Zusammenfassung der Kapitel
1 Die Fragestellungen der Untersuchung: Einführung in die Thematik des Leistungsvergleichs, Abgrenzung des Benchmarking-Begriffs und Erläuterung des methodischen Vorgehens der Arbeit.
2 Charakteristik des Benchmarking: Darstellung der Ursprünge bei Xerox, Definitionen, Ziele, verschiedene Arten, Objekte sowie der strukturierte Ablauf des Benchmarking-Prozesses.
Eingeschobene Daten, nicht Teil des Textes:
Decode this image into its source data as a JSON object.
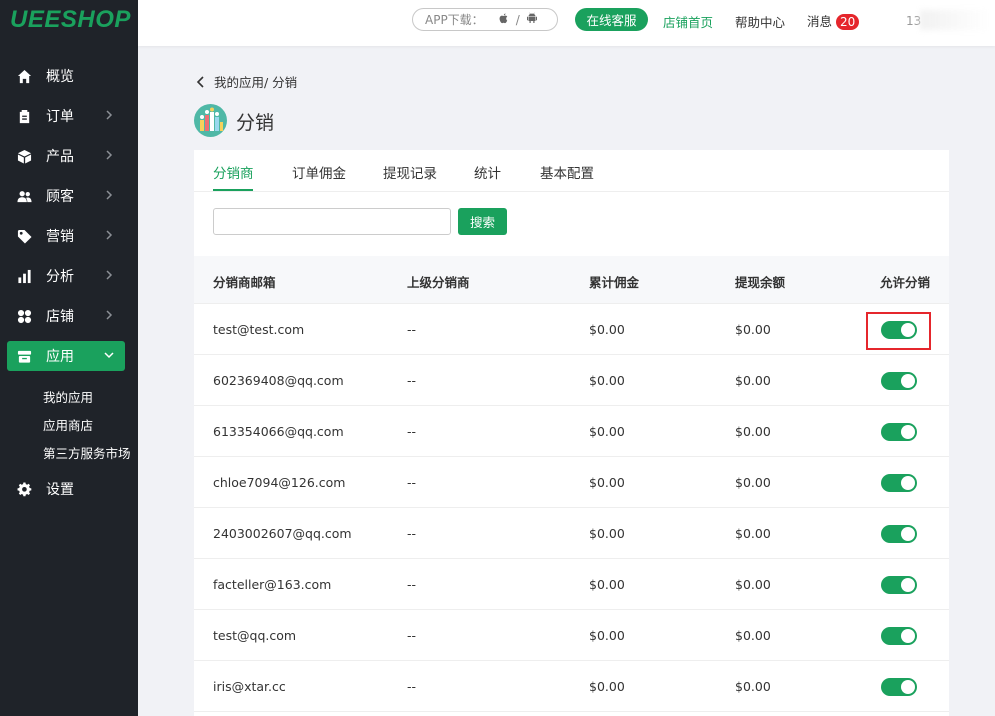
{
  "logo": "UEESHOP",
  "header": {
    "app_download": "APP下载：",
    "app_sep": "/",
    "online_service": "在线客服",
    "store_home": "店铺首页",
    "help_center": "帮助中心",
    "messages": "消息",
    "message_count": "20",
    "user_partial": "13",
    "colors": {
      "accent": "#1aa15d",
      "badge": "#e5262c"
    }
  },
  "sidebar": {
    "items": [
      {
        "label": "概览",
        "icon": "home-icon"
      },
      {
        "label": "订单",
        "icon": "clipboard-icon"
      },
      {
        "label": "产品",
        "icon": "box-icon"
      },
      {
        "label": "顾客",
        "icon": "users-icon"
      },
      {
        "label": "营销",
        "icon": "tag-icon"
      },
      {
        "label": "分析",
        "icon": "bar-chart-icon"
      },
      {
        "label": "店铺",
        "icon": "grid-icon"
      },
      {
        "label": "应用",
        "icon": "app-icon"
      },
      {
        "label": "设置",
        "icon": "gear-icon"
      }
    ],
    "sub_items": [
      "我的应用",
      "应用商店",
      "第三方服务市场"
    ]
  },
  "breadcrumb": "我的应用/ 分销",
  "page_title": "分销",
  "tabs": [
    "分销商",
    "订单佣金",
    "提现记录",
    "统计",
    "基本配置"
  ],
  "search": {
    "placeholder": "",
    "button": "搜索"
  },
  "table": {
    "columns": [
      "分销商邮箱",
      "上级分销商",
      "累计佣金",
      "提现余额",
      "允许分销"
    ],
    "rows": [
      {
        "email": "test@test.com",
        "parent": "--",
        "commission": "$0.00",
        "balance": "$0.00",
        "allowed": true
      },
      {
        "email": "602369408@qq.com",
        "parent": "--",
        "commission": "$0.00",
        "balance": "$0.00",
        "allowed": true
      },
      {
        "email": "613354066@qq.com",
        "parent": "--",
        "commission": "$0.00",
        "balance": "$0.00",
        "allowed": true
      },
      {
        "email": "chloe7094@126.com",
        "parent": "--",
        "commission": "$0.00",
        "balance": "$0.00",
        "allowed": true
      },
      {
        "email": "2403002607@qq.com",
        "parent": "--",
        "commission": "$0.00",
        "balance": "$0.00",
        "allowed": true
      },
      {
        "email": "facteller@163.com",
        "parent": "--",
        "commission": "$0.00",
        "balance": "$0.00",
        "allowed": true
      },
      {
        "email": "test@qq.com",
        "parent": "--",
        "commission": "$0.00",
        "balance": "$0.00",
        "allowed": true
      },
      {
        "email": "iris@xtar.cc",
        "parent": "--",
        "commission": "$0.00",
        "balance": "$0.00",
        "allowed": true
      }
    ]
  }
}
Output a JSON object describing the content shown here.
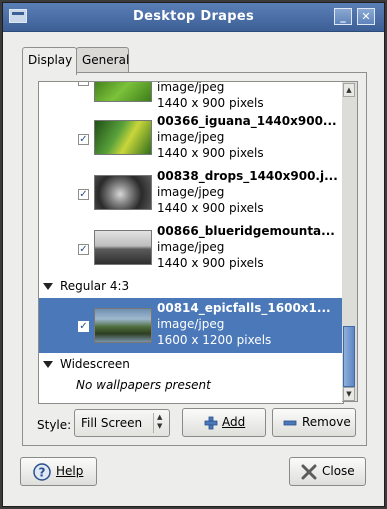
{
  "window": {
    "title": "Desktop Drapes"
  },
  "tabs": [
    {
      "label": "Display"
    },
    {
      "label": "General"
    }
  ],
  "list": {
    "items": [
      {
        "mime": "image/jpeg",
        "size": "1440 x 900 pixels",
        "checked": true
      },
      {
        "name": "00366_iguana_1440x900...",
        "mime": "image/jpeg",
        "size": "1440 x 900 pixels",
        "checked": true
      },
      {
        "name": "00838_drops_1440x900.j...",
        "mime": "image/jpeg",
        "size": "1440 x 900 pixels",
        "checked": true
      },
      {
        "name": "00866_blueridgemounta...",
        "mime": "image/jpeg",
        "size": "1440 x 900 pixels",
        "checked": true
      }
    ],
    "group_regular": "Regular 4:3",
    "regular_items": [
      {
        "name": "00814_epicfalls_1600x1...",
        "mime": "image/jpeg",
        "size": "1600 x 1200 pixels",
        "checked": true,
        "selected": true
      }
    ],
    "group_widescreen": "Widescreen",
    "widescreen_empty": "No wallpapers present"
  },
  "style": {
    "label": "Style:",
    "value": "Fill Screen"
  },
  "buttons": {
    "add": "Add",
    "remove": "Remove",
    "help": "Help",
    "close": "Close"
  },
  "colors": {
    "selection": "#4a78b8",
    "titlebar": "#3c5f96"
  }
}
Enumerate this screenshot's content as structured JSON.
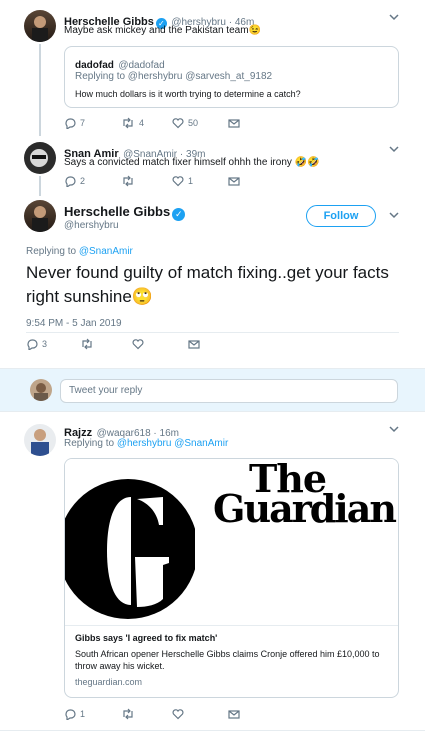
{
  "tweet1": {
    "name": "Herschelle Gibbs",
    "handle_time": "@hershybru · 46m",
    "text": "Maybe ask mickey and the Pakistan team😉",
    "quote": {
      "name": "dadofad",
      "handle": "@dadofad",
      "replying": "Replying to @hershybru @sarvesh_at_9182",
      "text": "How much dollars is it worth trying to determine a catch?"
    },
    "actions": {
      "replies": "7",
      "retweets": "4",
      "likes": "50"
    }
  },
  "tweet2": {
    "name": "Snan Amir",
    "handle_time": "@SnanAmir · 39m",
    "text": "Says a convicted match fixer himself ohhh the irony 🤣🤣",
    "actions": {
      "replies": "2",
      "retweets": "",
      "likes": "1"
    }
  },
  "main_tweet": {
    "name": "Herschelle Gibbs",
    "handle": "@hershybru",
    "follow_label": "Follow",
    "replying_prefix": "Replying to ",
    "replying_to": "@SnanAmir",
    "text": "Never found guilty of match fixing..get your facts right sunshine🙄",
    "timestamp": "9:54 PM - 5 Jan 2019",
    "actions": {
      "replies": "3"
    }
  },
  "reply_box": {
    "placeholder": "Tweet your reply"
  },
  "tweet3": {
    "name": "Rajzz",
    "handle_time": "@waqar618 · 16m",
    "replying_prefix": "Replying to ",
    "replying_to": "@hershybru @SnanAmir",
    "card": {
      "logo_line1": "The",
      "logo_line2": "Guardian",
      "title": "Gibbs says 'I agreed to fix match'",
      "description": "South African opener Herschelle Gibbs claims Cronje offered him £10,000 to throw away his wicket.",
      "domain": "theguardian.com"
    },
    "actions": {
      "replies": "1"
    }
  },
  "colors": {
    "accent": "#1da1f2",
    "muted": "#657786",
    "border": "#ccd6dd"
  },
  "icons": [
    "verified-badge-icon",
    "chevron-down-icon",
    "reply-icon",
    "retweet-icon",
    "like-icon",
    "message-icon"
  ]
}
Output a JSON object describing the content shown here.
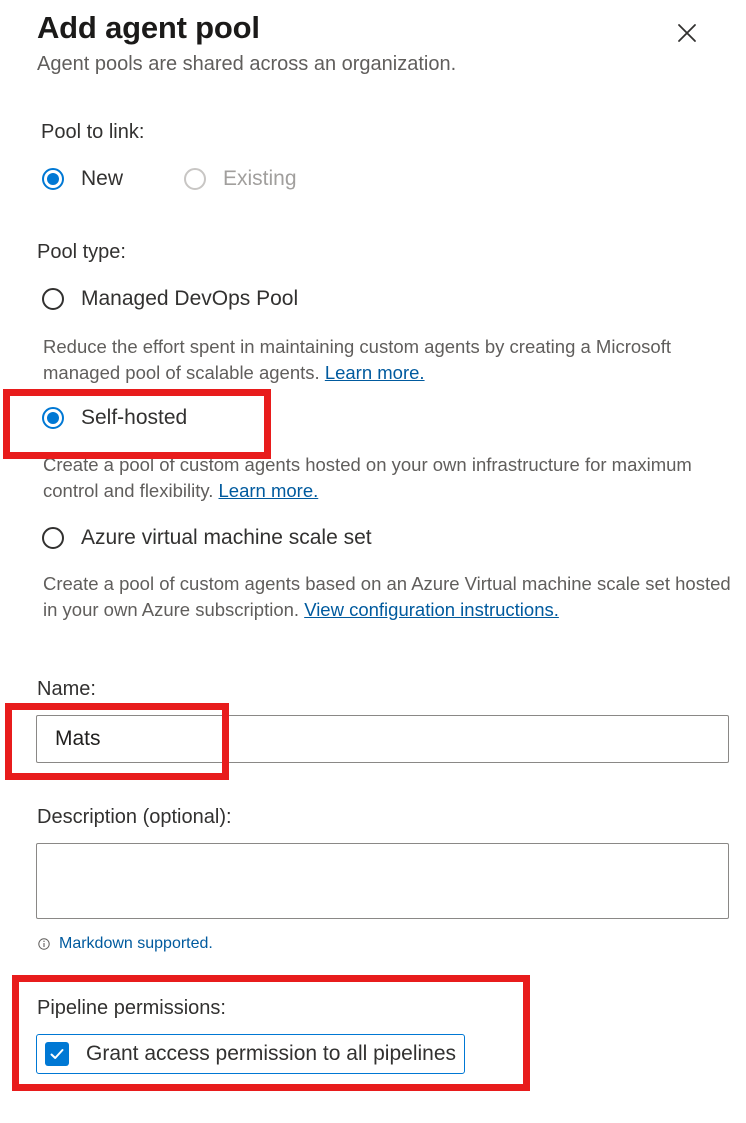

3 Controlling als Teilfunktion der Unternehmensführung: Erläuterung des Controlling-Begriffs aus funktionaler und institutionaler Sicht sowie Systematisierung der Controlling-Instrumente.
4 Einsatz von Benchmarking im Controlling: Detaillierte Analyse der Anwendung von Benchmarking in den Bereichen Planung, Kontrolle, Steuerung und Informationsversorgung.
5 Fazit: Zusammenfassende Bewertung der Eignung von Benchmarking zur Unterstützung von Controlling-Aufgaben und kritische Würdigung der Anwendungsvoraussetzungen.
Schlüsselwörter
Benchmarking, Controlling, Unternehmensführung, Leistungsvergleich, strategische Planung, operative Kontrolle, Best Practice, Effizienzsteigerung, Wettbewerbsvorteil, Prozessoptimierung, Kostenmanagement, Erfolgssicherung, Benchmark, Zielvorgabe, Unternehmensanalyse.
Häufig gestellte Fragen
Worum geht es in dieser Studienarbeit grundsätzlich?
Die Arbeit untersucht die theoretischen Grundlagen und die praktische Eignung des Benchmarkings als methodisches Instrument zur Unterstützung von Controlling-Aufgaben in Unternehmen.
Was sind die zentralen Themenfelder der Arbeit?
Die Schwerpunkte liegen auf der Charakterisierung des Benchmarkings als Prozess, der Rolle des Controllings innerhalb der Unternehmensführung und der spezifischen Integration von Benchmarking-Daten in Planung und Kontrolle.
Was ist das primäre Ziel der Untersuchung?
Das Ziel ist es, Kriterien für die Eignung von Benchmarking zu bestimmen und aufzuzeigen, wie dieses Instrument gezielt eingesetzt werden kann, um Controlling-Aufgaben effizienter zu erfüllen.
Welche wissenschaftliche Methode wird in der Arbeit verwendet?
Die Arbeit basiert auf einer fundierten Literaturanalyse bestehender betriebswirtschaftlicher Definitionen und Konzepte zum Benchmarking und Controlling, die systematisch zusammengeführt und bewertet werden.
Was wird im Hauptteil der Arbeit behandelt?
Im Hauptteil werden das Benchmarking-Konzept, die Funktionen des Controllings sowie die konkreten Anwendungsmöglichkeiten von Benchmarking in der strategischen und operativen Planung und Kontrolle detailliert erörtert.
Welche Schlüsselwörter charakterisieren diese Arbeit?
Die Arbeit lässt sich primär über die Begriffe Benchmarking, Controlling, Prozessoptimierung und Wettbewerbsvorteil sowie strategische Planung definieren.
Warum ist die Unterscheidung zwischen funktionaler und institutionaler Controlling-Sichtweise wichtig?
Die Unterscheidung verdeutlicht, dass Controlling-Aufgaben auch in kleinen Unternehmen stattfinden können, die sich keine eigene spezialisierte Controlling-Abteilung leisten, da diese Aufgaben als Management-Funktion von Führungskräften wahrgenommen werden.
Was ist bei der Anwendung von Benchmarking besonders zu beachten, um Fehler zu vermeiden?
Der Autor warnt vor der Gefahr, "Äpfel mit Birnen" zu vergleichen; daher müssen Definitionen und Bezugsgrößen vorab exakt harmonisiert werden, damit die Datenbasis für den Vergleich valide bleibt.